Hypothesis Testing Flashcards
What are the hypotheses in a statistical test?
The NULL hypothesis H0, is the claim claim that is initially assumed to be true (the “prior belief” claim).
The ALTERNATIVE hyothesis Ha is the assertion that us contradictory to H0.
The null hypothesis will be REJECTED in favor of the alternative hypothesis ONLY IF SAMPLE EVIDENCE suggests that H0 is FALSE.
If the sample does NOT STRONGLY contradict H0, we will CONTINUE to BELIEVE in the TRUTH of the NULL hypothesis.
The two possible conclusions from a hypothesis testing analysis are then [REJECT H0] or [FAIL to REJECT H0].
Define the error types in hypothesis testing.
A type I error consists of REJECTING H0 when it is TRUE (false negative).
A type II error involves NOT REJECTING H0 when it is FALSE (false positive).
Changing the decision threshold leads to different probabilities of making type I or type II errors. These probabilities are traditionally denoted by alpha and Beta, respectively.
Because H0 specifies a unique value of the parameter, there is a single value of alpha.
However, there is a different value of Beta for each value of the parameter consistent with Ha.
A certain car is said to sustain no damage in 25% of all 10 mph crash tests.
A modified bumper has been proposed to increase this percentage.
Let p denote the proportion of all 10 mph crashes with this new bumper that result in no physical damage.
The hypothesis to be tested are:
H0: p = .25
Ha: p > .25
The test will be based on an experiment with n=20 independent crashes with prototypes of the new design.
H0 should be rejected if a substantial number of the crashes shows no damage.
Consider the following test procedure:
test stat: X = {# of crashes with no damage}
reject region: R8 = {8,9,…,20}, i.e. reject H0 if x>=8.
When H0 is true, X has a BINOMIAL PROBA DIST with n=20 and p=.25. Then
alpha = P(type I error) = P(H0 is rejected when it is true)
= P(X>=8 when X~Bin(20,.25) = 1-B(7;20,.25)
= 1 - .898 = .102
i.e., when H0 is actually true, roughly 10% of all experiments consisting of 20 crashes would result in H0 being incorrectly rejected (a type I error).
In contrast to alpha, there is not a single Beta. Instead there is a different Beta for ea different p=.3 (in which case X~Bin(20,.03), another for p=.5, and so on.
e.g. Beta(p=.3) = P(type II error when p=.3) = P(H0 is not rejected when it is false because p=.3) = P(X<=7 whe X~Bin(20,.03) = B(7;20,.3) = .772
When p is actually .3 RATHER than H0: p=.25, a “small” departure from H0, roughly 77% of all experiments of this type would result in H0 being INCORRECTLY REJECTED.
What is power of a statistical test?
The power of a hypothesis test is the PROBABILITY that the test REJECTS the NULL hypothesis when the ALTERNATIVE hypothesis Ha is TRUE.
i.e. we do the right thing, we do the opposite of type II error of FAILING to reject H0 when it is FALSE.
The value of power ranges from [0,1].
recall error types:
type I: H0 is TRUE, but IS rejected (false pos)
type II: H0 is FALSE, but is NOT rejected (false neg)
As power INCREASES, the probability of making a TYPE II error (INCORRECTLY FAILING to reject the NULL hypothesis) DECREASES.
recall error probabilities:
alpha: type I error probability (FP proba)
Beta: type II error probability (FN proba)
For a type II error probability Beta, the corresponding statistical power is 1-Beta.

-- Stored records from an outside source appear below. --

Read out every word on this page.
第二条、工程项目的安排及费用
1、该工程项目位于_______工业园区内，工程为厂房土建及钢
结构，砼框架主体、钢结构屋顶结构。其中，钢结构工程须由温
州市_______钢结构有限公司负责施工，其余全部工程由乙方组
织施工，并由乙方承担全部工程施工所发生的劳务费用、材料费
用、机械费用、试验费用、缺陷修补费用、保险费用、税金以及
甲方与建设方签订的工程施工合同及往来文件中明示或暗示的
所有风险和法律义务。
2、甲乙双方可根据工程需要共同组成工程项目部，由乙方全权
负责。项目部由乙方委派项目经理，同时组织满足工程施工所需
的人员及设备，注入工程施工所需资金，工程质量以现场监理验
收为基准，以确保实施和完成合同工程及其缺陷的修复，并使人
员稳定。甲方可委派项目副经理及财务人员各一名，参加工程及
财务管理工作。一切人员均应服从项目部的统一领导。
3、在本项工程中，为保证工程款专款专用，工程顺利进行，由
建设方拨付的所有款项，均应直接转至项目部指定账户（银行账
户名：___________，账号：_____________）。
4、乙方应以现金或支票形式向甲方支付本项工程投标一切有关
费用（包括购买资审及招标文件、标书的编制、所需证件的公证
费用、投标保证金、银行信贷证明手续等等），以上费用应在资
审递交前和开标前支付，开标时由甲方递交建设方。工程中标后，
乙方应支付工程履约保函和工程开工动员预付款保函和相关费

Power can be thought of as the probability of ACCEPTING the NULL hypothesis when it is in fact TRUE, i.e. the ability of a test to actually detect an effect if that specific effect ACTUALLY exists.
Then,
Power = P(reject H0 | Ha is TRUE)
e.g.
experiment 1 has a power of 0.70
experiment 2 has a power of 0.95
Then there is a stronger probability that experiment 1 had a type II error than experiment 2
How does a normal Z table relate to p values?
When you test a hypothesis about a population, you can use your test statistic to decide whether to reject the NULL hypothesis H0.
You make this decision by coming up with a a number, called a P-VALUE.
A p value is a PROBA ASSOCIATED with your CRITICAL alpha value. The critical value depends on the PROBABILITY you are ALLOWING for a TYPE I error, i.e. rejecting H0 when it is true.
p value measures the probability of getting results at least as strong as yours if the claim H0 was true.
Imagine a standard normal pdf (and cdf under the pdf). Alpha critical values are the values at the tails of the standard normal curve. We REJECT H0 if the Z value is BEYOND the alpha critical level on the x-axis, and we FAIL to reject H0 if the Z value falls short of the extrme alpha levels (Z is in t he middle non-tail region of the std normal curve).